Would a 100-by-3 dimensional feature matrix be mapped into a 100 dimensional or into a infinite dimensional feature space, if the mapping would not be bypassed by the Gaussian RBF Kernel?
Following this reasoning (The RBF kernel of Support Vector Machine) I would tend to say the feature matrix would be mapped to a inifinite dimensional feature space. Here a summary of the content:
Given a m-by-n feature matrix X. Each n-dimensional instance x of X is used to define a n-dimensional normal distribution function N1(n), with its center equal to the n-dimensional point x. N1(p) gives a real number as output for every inputted real number p. So an instance with a finite number of n dimensions is mapped into a function (I dont know how to assess the number of dimensions of this function).
A kernel K(a,b) is a function capable of computing the dot product <phi(a).T, phi(b)>. The dot product of two functions is defined as the integral of the multiplication of them.
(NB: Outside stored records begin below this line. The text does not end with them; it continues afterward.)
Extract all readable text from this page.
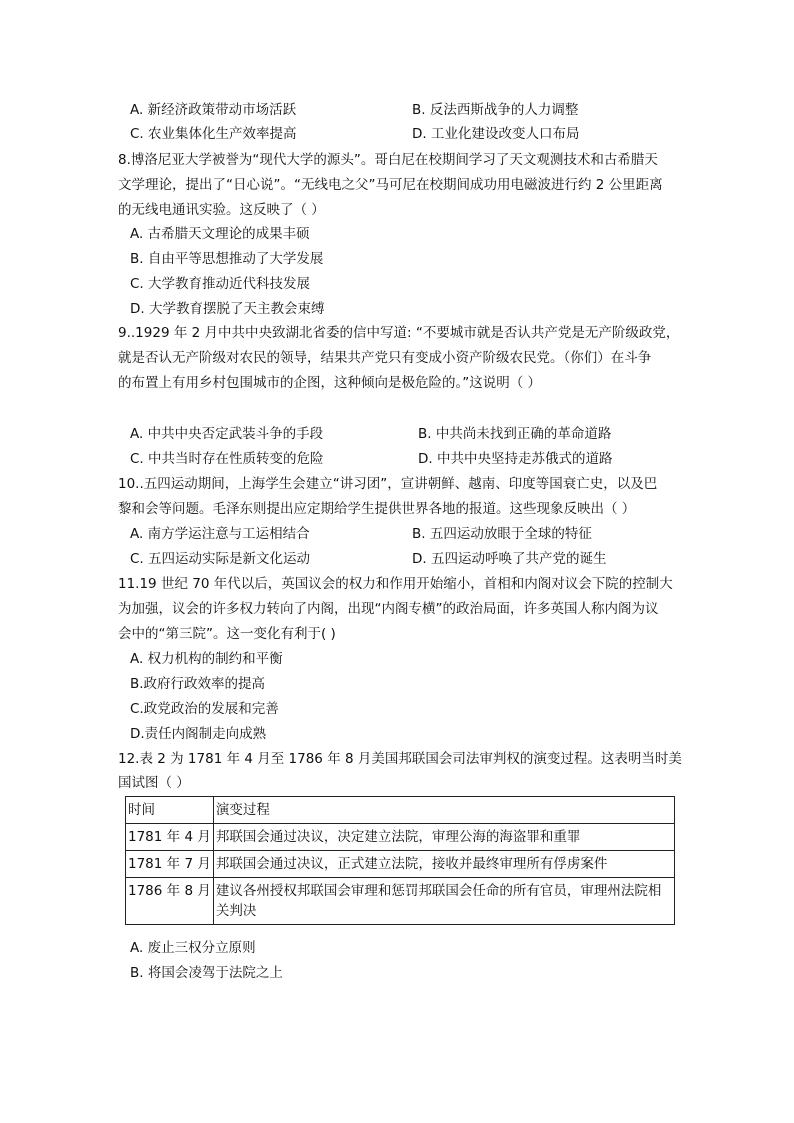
A. 新经济政策带动市场活跃	B. 反法西斯战争的人力调整
C. 农业集体化生产效率提高	D. 工业化建设改变人口布局
8.博洛尼亚大学被誉为“现代大学的源头”。哥白尼在校期间学习了天文观测技术和古希腊天
文学理论，提出了“日心说”。“无线电之父”马可尼在校期间成功用电磁波进行约 2 公里距离
的无线电通讯实验。这反映了（ ）
A. 古希腊天文理论的成果丰硕
B. 自由平等思想推动了大学发展
C. 大学教育推动近代科技发展
D. 大学教育摆脱了天主教会束缚
9..1929 年 2 月中共中央致湖北省委的信中写道: “不要城市就是否认共产党是无产阶级政党，
就是否认无产阶级对农民的领导，结果共产党只有变成小资产阶级农民党。（你们）在斗争
的布置上有用乡村包围城市的企图，这种倾向是极危险的。”这说明（ ）
A. 中共中央否定武装斗争的手段	B. 中共尚未找到正确的革命道路
C. 中共当时存在性质转变的危险	D. 中共中央坚持走苏俄式的道路
10..五四运动期间，上海学生会建立“讲习团”，宣讲朝鲜、越南、印度等国衰亡史，以及巴
黎和会等问题。毛泽东则提出应定期给学生提供世界各地的报道。这些现象反映出（ ）
A. 南方学运注意与工运相结合	B. 五四运动放眼于全球的特征
C. 五四运动实际是新文化运动	D. 五四运动呼唤了共产党的诞生
11.19 世纪 70 年代以后，英国议会的权力和作用开始缩小，首相和内阁对议会下院的控制大
为加强，议会的许多权力转向了内阁，出现“内阁专横”的政治局面，许多英国人称内阁为议
会中的“第三院”。这一变化有利于( )
A. 权力机构的制约和平衡
B.政府行政效率的提高
C.政党政治的发展和完善
D.责任内阁制走向成熟
12.表 2 为 1781 年 4 月至 1786 年 8 月美国邦联国会司法审判权的演变过程。这表明当时美
国试图（ ）
时间	演变过程
1781 年 4 月	邦联国会通过决议，决定建立法院，审理公海的海盗罪和重罪
1781 年 7 月	邦联国会通过决议，正式建立法院，接收并最终审理所有俘虏案件
1786 年 8 月	建议各州授权邦联国会审理和惩罚邦联国会任命的所有官员，审理州法院相关判决
A. 废止三权分立原则
B. 将国会凌驾于法院之上
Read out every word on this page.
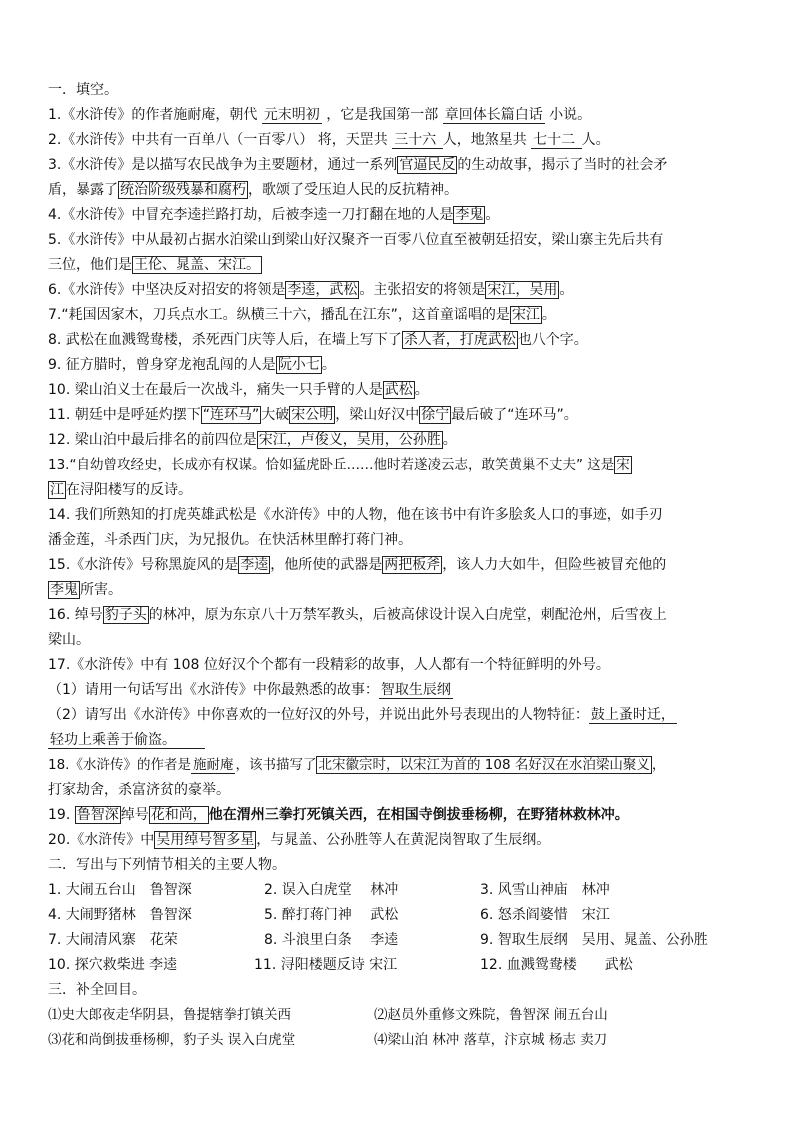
一．填空。
1.《水浒传》的作者施耐庵，朝代 元末明初 ，它是我国第一部 章回体长篇白话 小说。
2.《水浒传》中共有一百单八（一百零八） 将，天罡共 三十六 人，地煞星共 七十二 人。
3.《水浒传》是以描写农民战争为主要题材，通过一系列 官逼民反 的生动故事，揭示了当时的社会矛
盾，暴露了 统治阶级残暴和腐朽 ，歌颂了受压迫人民的反抗精神。
4.《水浒传》中冒充李逵拦路打劫，后被李逵一刀打翻在地的人是 李鬼 。
5.《水浒传》中从最初占据水泊梁山到梁山好汉聚齐一百零八位直至被朝廷招安，梁山寨主先后共有
三位，他们是 王伦、晁盖、宋江。
6.《水浒传》中坚决反对招安的将领是 李逵，武松 。主张招安的将领是 宋江，吴用 。
7.“耗国因家木，刀兵点水工。纵横三十六，播乱在江东”，这首童谣唱的是 宋江 。
8. 武松在血溅鸳鸯楼，杀死西门庆等人后，在墙上写下了 杀人者，打虎武松 也八个字。
9. 征方腊时，曾身穿龙袍乱闯的人是 阮小七 。
10. 梁山泊义士在最后一次战斗，痛失一只手臂的人是 武松 。
11. 朝廷中是呼延灼摆下 “连环马” 大破 宋公明 ，梁山好汉中 徐宁 最后破了“连环马”。
12. 梁山泊中最后排名的前四位是 宋江，卢俊义，吴用，公孙胜 。
13.“自幼曾攻经史，长成亦有权谋。恰如猛虎卧丘……他时若遂凌云志，敢笑黄巢不丈夫” 这是 宋
江 在浔阳楼写的反诗。
14. 我们所熟知的打虎英雄武松是《水浒传》中的人物，他在该书中有许多脍炙人口的事迹，如手刃
潘金莲，斗杀西门庆，为兄报仇。在快活林里醉打蒋门神。
15.《水浒传》号称黑旋风的是 李逵 ，他所使的武器是 两把板斧 ，该人力大如牛，但险些被冒充他的
李鬼 所害。
16. 绰号 豹子头 的林冲，原为东京八十万禁军教头，后被高俅设计误入白虎堂，刺配沧州，后雪夜上
梁山。
17.《水浒传》中有 108 位好汉个个都有一段精彩的故事，人人都有一个特征鲜明的外号。
（1）请用一句话写出《水浒传》中你最熟悉的故事： 智取生辰纲
（2）请写出《水浒传》中你喜欢的一位好汉的外号，并说出此外号表现出的人物特征： 鼓上蚤时迁，
轻功上乘善于偷盗。
18.《水浒传》的作者是 施耐庵 ，该书描写了 北宋徽宗时，以宋江为首的 108 名好汉在水泊梁山聚义 ，
打家劫舍，杀富济贫的豪举。
19. 鲁智深 绰号 花和尚， 他在渭州三拳打死镇关西，在相国寺倒拔垂杨柳，在野猪林救林冲。
20.《水浒传》中 吴用绰号智多星 ，与晁盖、公孙胜等人在黄泥岗智取了生辰纲。
二．写出与下列情节相关的主要人物。
1. 大闹五台山　鲁智深	2. 误入白虎堂　 林冲	3. 风雪山神庙　林冲
4. 大闹野猪林　鲁智深	5. 醉打蒋门神　 武松	6. 怒杀阎婆惜　宋江
7. 大闹清风寨　花荣	8. 斗浪里白条　 李逵	9. 智取生辰纲　吴用、晁盖、公孙胜
10. 探穴救柴进 李逵	11. 浔阳楼题反诗 宋江	12. 血溅鸳鸯楼　　武松
三．补全回目。
⑴史大郎夜走华阴县，鲁提辖拳打镇关西	⑵赵员外重修文殊院，鲁智深 闹五台山
⑶花和尚倒拔垂杨柳，豹子头 误入白虎堂	⑷梁山泊 林冲 落草，汴京城 杨志 卖刀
So <phi(a),phi(b) = int phi(a)*phi(b) da. This integral results in the gaussian rbf kernel K(a,b) = exp(-gamma*||a-b||^2).
Following this reasoning (Why Gaussian radial basis function maps the examples into an infinite-dimensional space?) I would say the feature matrix would be mapped to a 100 dimensional feature space. Here a summary of the content:
If you have m distinct instances then the gaussian radial basis kernel makes the SVM operate in an m-dimensional space. We say that the radial basis kernel maps to a space of infinite dimension because you can make m as large as you want and the space it operates in keeps growing without bound.